New podcast: Will tech writers survive AI? Perspectives from two professors, Nupoor Ranade and Jeremy Merritt In this podcast, I chat with two professors — Nupoor Ranade (Carnegie Mellon) and Jeremy Merritt (James Madison University) — about how AI is reshaping the technical writing profession from the academic side. We discuss dropping enrollments, misconceptions about what tech writers do, historical parallels to past disruptions, agentic AI and organizational restructuring, the cyborg model of human-machine collaboration, and how academics and practitioners can bridge the divide to solve real problems together. Listen/watch here: https://lnkd.in/g3U9k5By #ai #technicalwriting #podcasts #techcomm
One of my biggest observations, and this predates the AI thing, is the erosion of product ownership - especially as it relates to documentation. I have hard enough finding a product owner or SME to get me what I need, to make decisions, and to DEMAND that docs get authored and released on time. There seems to be feeling among some that AI will magically address all of these gaps. I'm sorry, but if I as a human writer cannot get timely information and feedback from a SME, then I don't see an AI getting anymore traction than I do. This notion that AI will absolve us all of responsibility will be its biggest failure.

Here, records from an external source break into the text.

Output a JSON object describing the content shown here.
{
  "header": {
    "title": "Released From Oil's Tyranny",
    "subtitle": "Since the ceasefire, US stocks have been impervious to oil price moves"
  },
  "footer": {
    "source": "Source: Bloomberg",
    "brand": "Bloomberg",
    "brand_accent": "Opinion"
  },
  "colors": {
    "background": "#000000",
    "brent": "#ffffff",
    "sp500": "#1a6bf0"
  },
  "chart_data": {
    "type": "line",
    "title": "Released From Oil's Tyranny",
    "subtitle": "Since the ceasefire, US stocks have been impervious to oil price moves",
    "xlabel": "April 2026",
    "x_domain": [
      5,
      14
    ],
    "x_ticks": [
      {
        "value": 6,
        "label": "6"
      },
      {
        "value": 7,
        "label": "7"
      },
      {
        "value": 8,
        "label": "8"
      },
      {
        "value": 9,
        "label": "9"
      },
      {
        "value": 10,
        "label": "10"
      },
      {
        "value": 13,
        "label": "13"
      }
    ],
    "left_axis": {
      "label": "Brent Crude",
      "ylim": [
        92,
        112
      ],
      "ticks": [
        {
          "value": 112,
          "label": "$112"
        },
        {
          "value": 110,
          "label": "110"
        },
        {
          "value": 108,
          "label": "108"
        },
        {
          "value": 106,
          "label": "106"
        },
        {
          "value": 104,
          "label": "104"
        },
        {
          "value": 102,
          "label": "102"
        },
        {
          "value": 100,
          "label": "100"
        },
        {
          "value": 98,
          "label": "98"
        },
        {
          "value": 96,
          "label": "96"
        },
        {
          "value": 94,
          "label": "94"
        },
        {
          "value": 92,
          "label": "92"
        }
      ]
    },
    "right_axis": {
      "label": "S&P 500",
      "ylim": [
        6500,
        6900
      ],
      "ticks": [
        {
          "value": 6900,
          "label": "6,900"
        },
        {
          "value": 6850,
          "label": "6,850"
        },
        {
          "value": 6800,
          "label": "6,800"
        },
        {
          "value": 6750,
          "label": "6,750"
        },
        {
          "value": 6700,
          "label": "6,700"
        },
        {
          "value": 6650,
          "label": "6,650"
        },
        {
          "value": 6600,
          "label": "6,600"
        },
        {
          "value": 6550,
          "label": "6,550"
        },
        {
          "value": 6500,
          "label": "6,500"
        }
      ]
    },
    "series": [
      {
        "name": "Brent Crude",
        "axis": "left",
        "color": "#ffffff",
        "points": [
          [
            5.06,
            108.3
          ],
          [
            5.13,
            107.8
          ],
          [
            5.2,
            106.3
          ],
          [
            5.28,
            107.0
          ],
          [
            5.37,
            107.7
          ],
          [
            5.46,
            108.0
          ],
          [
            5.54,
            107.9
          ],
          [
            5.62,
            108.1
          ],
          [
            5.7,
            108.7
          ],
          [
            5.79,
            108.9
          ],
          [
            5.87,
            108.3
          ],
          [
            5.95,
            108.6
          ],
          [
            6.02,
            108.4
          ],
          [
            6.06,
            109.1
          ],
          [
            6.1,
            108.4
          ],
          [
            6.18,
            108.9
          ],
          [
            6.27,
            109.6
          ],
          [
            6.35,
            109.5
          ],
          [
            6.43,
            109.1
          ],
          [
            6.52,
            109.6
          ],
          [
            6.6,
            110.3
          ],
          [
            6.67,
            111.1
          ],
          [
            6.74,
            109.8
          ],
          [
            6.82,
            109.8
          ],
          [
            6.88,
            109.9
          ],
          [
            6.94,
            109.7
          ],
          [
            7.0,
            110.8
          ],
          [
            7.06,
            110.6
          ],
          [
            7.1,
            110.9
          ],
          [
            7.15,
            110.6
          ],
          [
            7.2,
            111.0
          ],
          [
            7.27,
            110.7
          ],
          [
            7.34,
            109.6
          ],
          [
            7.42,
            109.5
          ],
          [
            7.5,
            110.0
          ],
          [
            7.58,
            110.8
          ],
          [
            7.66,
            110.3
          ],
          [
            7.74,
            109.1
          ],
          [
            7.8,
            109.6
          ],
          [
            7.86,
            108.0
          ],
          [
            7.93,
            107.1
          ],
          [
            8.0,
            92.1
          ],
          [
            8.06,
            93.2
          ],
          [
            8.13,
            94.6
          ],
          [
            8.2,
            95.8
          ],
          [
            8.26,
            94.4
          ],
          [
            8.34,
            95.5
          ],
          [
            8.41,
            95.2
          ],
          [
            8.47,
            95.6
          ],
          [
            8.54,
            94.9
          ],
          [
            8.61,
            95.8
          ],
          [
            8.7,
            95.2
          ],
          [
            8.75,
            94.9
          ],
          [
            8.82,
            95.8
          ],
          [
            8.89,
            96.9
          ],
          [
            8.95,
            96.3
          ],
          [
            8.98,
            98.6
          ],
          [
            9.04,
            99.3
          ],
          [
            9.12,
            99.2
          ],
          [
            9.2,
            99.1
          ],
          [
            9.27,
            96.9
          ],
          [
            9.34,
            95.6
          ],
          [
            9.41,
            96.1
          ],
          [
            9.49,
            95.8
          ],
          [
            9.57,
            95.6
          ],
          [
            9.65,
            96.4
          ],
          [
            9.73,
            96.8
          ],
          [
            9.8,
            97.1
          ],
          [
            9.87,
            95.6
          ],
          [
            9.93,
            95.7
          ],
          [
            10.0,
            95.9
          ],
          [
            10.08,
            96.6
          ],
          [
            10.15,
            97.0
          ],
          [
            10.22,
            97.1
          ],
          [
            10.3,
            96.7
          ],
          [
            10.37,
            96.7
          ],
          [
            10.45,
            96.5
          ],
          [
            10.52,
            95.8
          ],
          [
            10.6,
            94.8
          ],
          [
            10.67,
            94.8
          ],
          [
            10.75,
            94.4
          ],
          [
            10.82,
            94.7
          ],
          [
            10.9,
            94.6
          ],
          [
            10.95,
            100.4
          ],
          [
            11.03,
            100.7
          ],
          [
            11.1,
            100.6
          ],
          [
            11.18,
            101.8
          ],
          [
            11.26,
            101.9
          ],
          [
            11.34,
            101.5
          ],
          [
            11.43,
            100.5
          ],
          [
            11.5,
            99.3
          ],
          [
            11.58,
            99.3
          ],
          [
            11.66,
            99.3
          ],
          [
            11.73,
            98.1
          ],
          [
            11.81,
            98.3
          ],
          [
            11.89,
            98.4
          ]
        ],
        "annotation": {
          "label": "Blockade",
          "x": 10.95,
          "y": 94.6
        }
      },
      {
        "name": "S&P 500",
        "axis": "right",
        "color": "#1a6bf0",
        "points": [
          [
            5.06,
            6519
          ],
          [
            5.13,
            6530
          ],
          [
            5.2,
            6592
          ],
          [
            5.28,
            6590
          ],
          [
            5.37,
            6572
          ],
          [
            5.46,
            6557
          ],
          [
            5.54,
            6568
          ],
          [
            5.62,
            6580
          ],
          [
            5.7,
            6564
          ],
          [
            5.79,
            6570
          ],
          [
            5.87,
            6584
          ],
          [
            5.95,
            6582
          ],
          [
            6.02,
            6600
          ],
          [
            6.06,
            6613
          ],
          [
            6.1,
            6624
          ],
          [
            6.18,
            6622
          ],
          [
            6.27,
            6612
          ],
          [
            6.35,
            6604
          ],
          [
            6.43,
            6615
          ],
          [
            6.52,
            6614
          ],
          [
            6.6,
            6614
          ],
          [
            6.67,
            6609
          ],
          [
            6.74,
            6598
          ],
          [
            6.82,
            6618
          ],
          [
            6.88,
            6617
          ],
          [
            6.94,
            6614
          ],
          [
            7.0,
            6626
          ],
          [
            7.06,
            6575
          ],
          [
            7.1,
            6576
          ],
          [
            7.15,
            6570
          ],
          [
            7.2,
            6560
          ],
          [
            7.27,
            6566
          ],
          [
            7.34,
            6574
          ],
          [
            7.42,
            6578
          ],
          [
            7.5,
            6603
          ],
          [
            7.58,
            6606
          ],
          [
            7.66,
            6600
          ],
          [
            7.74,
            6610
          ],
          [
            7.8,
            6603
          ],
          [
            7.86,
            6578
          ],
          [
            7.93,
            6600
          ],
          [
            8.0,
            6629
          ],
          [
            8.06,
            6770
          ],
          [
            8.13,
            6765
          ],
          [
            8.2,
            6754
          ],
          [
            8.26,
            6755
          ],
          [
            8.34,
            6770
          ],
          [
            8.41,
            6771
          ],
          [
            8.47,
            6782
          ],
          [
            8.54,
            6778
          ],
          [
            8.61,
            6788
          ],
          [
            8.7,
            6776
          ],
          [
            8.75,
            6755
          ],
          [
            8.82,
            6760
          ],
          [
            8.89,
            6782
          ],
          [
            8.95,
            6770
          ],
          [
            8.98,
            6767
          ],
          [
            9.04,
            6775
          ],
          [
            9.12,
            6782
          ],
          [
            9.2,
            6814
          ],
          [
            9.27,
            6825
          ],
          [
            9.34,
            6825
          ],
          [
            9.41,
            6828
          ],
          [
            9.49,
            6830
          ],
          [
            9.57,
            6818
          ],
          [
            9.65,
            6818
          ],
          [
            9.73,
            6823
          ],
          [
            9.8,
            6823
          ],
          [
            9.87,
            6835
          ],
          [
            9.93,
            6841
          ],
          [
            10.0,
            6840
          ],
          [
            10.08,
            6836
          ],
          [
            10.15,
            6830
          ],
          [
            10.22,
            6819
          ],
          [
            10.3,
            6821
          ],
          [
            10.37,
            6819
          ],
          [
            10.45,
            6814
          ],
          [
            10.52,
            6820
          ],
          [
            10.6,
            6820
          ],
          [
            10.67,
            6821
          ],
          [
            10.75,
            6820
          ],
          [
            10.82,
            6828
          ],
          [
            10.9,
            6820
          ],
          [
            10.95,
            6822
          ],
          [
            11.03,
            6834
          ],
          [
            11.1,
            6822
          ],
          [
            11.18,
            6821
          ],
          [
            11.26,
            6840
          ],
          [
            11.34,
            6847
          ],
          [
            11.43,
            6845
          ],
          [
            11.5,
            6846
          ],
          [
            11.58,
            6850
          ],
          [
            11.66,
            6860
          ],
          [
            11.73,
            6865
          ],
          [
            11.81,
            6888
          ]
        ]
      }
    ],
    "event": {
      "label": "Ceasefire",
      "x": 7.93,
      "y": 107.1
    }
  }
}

I contend that Fergal McGrath’s second definition is the direction the profession has been on for a very long while now, certainly way before AI came into the picture fully.

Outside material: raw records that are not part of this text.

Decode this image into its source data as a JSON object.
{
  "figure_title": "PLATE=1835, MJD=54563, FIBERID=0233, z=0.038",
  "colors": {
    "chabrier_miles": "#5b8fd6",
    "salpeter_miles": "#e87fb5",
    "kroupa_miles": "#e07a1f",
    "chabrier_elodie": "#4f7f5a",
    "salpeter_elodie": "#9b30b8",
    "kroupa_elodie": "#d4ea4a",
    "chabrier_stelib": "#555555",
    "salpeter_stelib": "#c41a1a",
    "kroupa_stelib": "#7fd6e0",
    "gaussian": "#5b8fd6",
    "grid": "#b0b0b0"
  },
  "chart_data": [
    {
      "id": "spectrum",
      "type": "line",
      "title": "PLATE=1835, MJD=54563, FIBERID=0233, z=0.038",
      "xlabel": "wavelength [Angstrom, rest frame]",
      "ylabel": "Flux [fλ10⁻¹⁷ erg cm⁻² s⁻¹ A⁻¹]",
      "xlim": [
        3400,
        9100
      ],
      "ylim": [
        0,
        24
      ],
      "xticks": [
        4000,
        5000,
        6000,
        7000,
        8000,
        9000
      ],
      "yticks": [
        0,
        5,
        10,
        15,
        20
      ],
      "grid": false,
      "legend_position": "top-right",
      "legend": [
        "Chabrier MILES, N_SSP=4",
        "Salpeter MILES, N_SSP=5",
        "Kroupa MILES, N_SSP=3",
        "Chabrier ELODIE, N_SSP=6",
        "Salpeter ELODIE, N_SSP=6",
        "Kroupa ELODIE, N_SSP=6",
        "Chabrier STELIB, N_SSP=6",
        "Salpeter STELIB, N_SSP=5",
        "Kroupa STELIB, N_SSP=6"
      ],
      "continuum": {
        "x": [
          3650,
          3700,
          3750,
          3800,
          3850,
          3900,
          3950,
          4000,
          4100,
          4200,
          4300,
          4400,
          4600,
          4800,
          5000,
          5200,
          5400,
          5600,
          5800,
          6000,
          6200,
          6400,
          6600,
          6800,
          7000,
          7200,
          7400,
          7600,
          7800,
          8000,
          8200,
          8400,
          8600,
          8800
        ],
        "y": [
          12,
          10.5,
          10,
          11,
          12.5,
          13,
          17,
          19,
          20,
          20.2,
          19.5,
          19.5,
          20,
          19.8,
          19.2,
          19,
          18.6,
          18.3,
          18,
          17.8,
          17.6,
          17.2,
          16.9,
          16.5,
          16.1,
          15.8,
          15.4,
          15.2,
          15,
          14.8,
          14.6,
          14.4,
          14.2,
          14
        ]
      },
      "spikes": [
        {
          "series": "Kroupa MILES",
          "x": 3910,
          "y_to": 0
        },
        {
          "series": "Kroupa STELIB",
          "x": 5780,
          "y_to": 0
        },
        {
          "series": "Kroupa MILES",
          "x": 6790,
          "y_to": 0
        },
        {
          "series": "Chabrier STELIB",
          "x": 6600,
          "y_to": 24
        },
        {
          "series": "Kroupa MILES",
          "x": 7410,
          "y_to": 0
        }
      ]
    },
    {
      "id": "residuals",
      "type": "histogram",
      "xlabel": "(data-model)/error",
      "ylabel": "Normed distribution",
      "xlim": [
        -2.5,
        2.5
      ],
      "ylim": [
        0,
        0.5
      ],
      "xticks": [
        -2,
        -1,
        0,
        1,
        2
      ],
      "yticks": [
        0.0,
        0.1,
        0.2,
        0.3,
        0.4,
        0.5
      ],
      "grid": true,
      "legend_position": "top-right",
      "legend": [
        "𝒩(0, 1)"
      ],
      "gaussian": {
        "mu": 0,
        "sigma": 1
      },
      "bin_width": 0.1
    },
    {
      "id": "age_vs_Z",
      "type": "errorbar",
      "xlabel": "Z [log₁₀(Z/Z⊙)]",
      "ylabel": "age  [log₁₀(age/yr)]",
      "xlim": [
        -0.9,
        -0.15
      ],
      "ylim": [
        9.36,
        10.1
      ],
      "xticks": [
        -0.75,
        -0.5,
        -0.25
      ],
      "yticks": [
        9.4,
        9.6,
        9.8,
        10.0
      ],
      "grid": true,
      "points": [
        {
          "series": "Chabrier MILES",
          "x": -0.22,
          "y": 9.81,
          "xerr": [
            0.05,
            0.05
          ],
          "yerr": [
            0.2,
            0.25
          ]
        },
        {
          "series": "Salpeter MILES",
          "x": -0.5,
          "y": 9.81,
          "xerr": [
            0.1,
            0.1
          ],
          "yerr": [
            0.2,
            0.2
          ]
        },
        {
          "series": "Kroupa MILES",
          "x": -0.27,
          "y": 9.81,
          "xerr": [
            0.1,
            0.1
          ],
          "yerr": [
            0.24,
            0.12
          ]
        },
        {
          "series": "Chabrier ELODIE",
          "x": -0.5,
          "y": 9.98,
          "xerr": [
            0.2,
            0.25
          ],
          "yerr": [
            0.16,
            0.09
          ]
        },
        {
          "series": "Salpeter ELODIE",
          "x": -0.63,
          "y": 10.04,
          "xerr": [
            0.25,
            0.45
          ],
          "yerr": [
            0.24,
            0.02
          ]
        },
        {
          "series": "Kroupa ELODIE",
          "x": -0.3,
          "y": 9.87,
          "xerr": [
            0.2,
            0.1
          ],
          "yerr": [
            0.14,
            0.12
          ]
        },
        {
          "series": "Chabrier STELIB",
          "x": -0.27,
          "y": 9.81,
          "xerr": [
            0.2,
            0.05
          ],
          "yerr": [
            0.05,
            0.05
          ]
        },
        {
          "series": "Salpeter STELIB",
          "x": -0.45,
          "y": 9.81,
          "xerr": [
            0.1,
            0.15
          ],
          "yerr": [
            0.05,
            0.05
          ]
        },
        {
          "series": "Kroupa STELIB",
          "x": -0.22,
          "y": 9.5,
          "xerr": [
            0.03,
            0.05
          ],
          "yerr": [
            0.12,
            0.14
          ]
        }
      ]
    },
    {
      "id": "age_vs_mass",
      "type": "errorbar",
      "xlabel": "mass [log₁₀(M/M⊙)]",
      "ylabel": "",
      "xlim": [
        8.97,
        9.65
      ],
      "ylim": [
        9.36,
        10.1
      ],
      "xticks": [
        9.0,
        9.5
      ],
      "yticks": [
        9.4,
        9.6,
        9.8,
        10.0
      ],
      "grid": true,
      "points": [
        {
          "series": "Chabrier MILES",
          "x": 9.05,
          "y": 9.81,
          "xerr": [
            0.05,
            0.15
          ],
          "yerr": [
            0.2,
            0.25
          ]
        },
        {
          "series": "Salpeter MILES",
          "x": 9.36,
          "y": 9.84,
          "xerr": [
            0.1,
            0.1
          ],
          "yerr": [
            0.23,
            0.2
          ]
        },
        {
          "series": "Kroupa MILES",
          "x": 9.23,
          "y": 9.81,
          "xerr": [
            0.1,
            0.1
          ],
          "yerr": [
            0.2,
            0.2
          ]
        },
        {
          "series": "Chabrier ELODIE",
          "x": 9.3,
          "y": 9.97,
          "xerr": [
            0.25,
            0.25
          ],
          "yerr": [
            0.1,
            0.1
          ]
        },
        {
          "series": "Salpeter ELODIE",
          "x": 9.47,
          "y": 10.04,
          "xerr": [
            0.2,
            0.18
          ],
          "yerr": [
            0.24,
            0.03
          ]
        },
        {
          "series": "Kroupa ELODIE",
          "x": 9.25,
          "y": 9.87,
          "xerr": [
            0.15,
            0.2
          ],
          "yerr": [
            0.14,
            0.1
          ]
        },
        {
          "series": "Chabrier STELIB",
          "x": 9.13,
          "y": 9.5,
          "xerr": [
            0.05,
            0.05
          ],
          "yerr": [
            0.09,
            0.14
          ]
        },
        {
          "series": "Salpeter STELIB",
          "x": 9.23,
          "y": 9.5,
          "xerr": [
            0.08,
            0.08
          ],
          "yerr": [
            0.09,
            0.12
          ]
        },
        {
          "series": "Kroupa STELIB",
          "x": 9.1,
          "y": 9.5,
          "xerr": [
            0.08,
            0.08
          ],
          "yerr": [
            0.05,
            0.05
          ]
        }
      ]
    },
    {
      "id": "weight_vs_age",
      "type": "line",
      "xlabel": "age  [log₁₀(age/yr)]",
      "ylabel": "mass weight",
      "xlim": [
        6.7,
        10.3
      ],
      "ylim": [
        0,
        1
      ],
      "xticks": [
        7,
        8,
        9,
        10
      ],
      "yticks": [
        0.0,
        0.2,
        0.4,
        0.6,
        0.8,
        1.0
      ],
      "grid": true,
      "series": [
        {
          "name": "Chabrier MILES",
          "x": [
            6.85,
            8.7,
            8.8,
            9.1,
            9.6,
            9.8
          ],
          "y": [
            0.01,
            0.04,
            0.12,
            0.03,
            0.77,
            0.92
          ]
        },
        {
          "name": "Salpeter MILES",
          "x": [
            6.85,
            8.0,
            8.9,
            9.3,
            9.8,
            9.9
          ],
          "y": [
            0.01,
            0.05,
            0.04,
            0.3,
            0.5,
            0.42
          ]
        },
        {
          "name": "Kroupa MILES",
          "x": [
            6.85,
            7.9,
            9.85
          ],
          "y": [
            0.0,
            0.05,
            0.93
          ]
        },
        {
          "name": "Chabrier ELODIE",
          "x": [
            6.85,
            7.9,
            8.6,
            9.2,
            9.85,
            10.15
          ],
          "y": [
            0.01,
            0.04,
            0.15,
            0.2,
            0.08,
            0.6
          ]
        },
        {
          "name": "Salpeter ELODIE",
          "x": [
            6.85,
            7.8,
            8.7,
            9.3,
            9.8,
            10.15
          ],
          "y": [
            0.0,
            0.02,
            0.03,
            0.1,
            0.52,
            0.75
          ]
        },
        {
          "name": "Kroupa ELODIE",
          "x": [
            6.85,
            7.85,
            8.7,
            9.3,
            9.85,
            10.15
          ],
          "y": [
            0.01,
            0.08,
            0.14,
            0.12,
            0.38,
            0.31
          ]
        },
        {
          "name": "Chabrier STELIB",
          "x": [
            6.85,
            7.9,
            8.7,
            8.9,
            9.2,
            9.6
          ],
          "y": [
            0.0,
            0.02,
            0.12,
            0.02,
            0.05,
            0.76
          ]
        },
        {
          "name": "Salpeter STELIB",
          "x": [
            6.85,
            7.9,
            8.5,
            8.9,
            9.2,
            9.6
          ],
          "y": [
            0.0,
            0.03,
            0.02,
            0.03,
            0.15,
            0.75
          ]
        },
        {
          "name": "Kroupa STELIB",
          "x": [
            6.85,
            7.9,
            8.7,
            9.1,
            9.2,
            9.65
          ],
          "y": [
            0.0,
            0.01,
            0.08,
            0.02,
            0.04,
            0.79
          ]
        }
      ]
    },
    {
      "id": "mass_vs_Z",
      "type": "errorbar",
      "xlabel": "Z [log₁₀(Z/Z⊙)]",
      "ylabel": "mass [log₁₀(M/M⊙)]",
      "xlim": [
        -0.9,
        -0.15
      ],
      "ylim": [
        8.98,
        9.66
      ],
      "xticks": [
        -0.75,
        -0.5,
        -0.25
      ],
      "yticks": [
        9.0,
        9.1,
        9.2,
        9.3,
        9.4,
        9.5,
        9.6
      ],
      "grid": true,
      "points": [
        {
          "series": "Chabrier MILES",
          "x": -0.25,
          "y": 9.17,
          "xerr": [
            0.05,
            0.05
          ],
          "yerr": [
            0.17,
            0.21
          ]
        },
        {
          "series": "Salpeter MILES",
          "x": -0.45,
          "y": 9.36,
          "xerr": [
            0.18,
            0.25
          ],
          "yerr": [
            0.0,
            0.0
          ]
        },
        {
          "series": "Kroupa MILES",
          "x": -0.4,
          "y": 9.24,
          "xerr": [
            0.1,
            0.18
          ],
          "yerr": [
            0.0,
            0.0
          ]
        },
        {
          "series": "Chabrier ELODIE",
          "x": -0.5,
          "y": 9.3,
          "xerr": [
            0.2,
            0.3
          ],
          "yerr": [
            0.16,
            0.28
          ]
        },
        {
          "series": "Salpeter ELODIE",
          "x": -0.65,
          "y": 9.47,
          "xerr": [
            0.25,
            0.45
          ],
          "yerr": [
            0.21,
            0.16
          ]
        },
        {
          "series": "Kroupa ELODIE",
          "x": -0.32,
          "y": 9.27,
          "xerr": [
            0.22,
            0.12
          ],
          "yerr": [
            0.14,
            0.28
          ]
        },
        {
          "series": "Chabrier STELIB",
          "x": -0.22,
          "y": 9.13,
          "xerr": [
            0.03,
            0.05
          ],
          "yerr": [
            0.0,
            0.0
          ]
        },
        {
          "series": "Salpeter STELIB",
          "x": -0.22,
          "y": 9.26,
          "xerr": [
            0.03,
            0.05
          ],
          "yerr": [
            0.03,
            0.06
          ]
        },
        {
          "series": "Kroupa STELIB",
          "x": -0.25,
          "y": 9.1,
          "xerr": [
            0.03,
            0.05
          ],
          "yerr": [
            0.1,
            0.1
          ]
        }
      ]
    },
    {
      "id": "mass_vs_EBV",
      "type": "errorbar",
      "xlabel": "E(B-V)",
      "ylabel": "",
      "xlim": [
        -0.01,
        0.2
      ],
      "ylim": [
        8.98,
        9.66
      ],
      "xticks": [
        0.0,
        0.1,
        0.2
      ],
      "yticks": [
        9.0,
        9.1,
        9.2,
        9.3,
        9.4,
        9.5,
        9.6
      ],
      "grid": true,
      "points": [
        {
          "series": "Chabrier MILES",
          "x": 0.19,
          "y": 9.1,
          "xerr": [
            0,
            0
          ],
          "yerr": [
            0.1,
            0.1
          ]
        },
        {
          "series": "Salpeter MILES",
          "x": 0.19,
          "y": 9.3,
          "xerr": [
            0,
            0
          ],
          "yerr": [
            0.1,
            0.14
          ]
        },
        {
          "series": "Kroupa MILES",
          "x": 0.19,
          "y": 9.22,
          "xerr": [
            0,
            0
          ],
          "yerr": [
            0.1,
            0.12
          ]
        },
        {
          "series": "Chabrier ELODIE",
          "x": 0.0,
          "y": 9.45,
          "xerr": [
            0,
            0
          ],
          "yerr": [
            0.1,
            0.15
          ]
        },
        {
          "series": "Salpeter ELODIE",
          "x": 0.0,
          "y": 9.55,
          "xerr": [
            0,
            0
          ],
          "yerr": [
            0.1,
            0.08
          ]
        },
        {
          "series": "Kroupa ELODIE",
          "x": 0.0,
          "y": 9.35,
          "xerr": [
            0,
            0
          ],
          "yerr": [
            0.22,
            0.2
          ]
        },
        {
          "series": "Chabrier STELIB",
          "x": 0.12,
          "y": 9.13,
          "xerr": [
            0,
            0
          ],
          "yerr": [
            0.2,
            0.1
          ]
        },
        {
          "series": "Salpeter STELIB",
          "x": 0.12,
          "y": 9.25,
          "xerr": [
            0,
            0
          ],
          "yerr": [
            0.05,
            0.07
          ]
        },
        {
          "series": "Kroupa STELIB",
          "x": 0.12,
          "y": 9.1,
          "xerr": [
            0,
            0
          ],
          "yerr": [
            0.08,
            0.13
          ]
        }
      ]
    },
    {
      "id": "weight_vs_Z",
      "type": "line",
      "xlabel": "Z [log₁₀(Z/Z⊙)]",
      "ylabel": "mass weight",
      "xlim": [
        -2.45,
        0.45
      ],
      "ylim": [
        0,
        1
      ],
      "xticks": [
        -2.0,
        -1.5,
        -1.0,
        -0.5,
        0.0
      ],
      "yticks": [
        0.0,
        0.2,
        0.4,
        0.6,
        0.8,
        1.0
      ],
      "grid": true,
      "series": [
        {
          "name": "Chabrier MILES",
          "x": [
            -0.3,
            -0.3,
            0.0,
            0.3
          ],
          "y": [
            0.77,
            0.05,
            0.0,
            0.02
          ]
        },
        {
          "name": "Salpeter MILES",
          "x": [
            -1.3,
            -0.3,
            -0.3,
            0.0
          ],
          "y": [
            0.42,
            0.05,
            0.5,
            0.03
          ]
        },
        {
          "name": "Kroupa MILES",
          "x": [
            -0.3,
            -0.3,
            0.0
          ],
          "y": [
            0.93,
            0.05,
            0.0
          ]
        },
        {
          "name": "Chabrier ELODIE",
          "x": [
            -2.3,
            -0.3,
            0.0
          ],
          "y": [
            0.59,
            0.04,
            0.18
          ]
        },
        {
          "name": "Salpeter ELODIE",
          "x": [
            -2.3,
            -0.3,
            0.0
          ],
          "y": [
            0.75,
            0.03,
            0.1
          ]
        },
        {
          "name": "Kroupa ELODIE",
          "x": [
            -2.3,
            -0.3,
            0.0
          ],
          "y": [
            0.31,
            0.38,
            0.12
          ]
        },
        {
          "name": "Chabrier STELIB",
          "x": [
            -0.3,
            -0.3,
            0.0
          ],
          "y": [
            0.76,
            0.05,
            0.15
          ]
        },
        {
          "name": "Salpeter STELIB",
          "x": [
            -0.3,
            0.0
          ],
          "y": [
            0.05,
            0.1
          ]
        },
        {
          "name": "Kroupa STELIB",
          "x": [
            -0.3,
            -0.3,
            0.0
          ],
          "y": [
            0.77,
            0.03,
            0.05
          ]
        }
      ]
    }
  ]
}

It could be argued that we are currently between two definitions of technical writing. For many tech writers, this core definition (or a close variant) might still hold true: ‘Technical writing is the work of finding, checking, organising and maintaining clear, accurate and usable information for products, services and systems.’ Equally, this newer definition might capture the current direction of travel for many tech writers: ‘Technical writing is the work of designing and maintaining the information, structures and workflows that help people use products, services and systems, and help systems use that information reliably.’ Both definitions are wordy, but they need to carry a lot of meaning.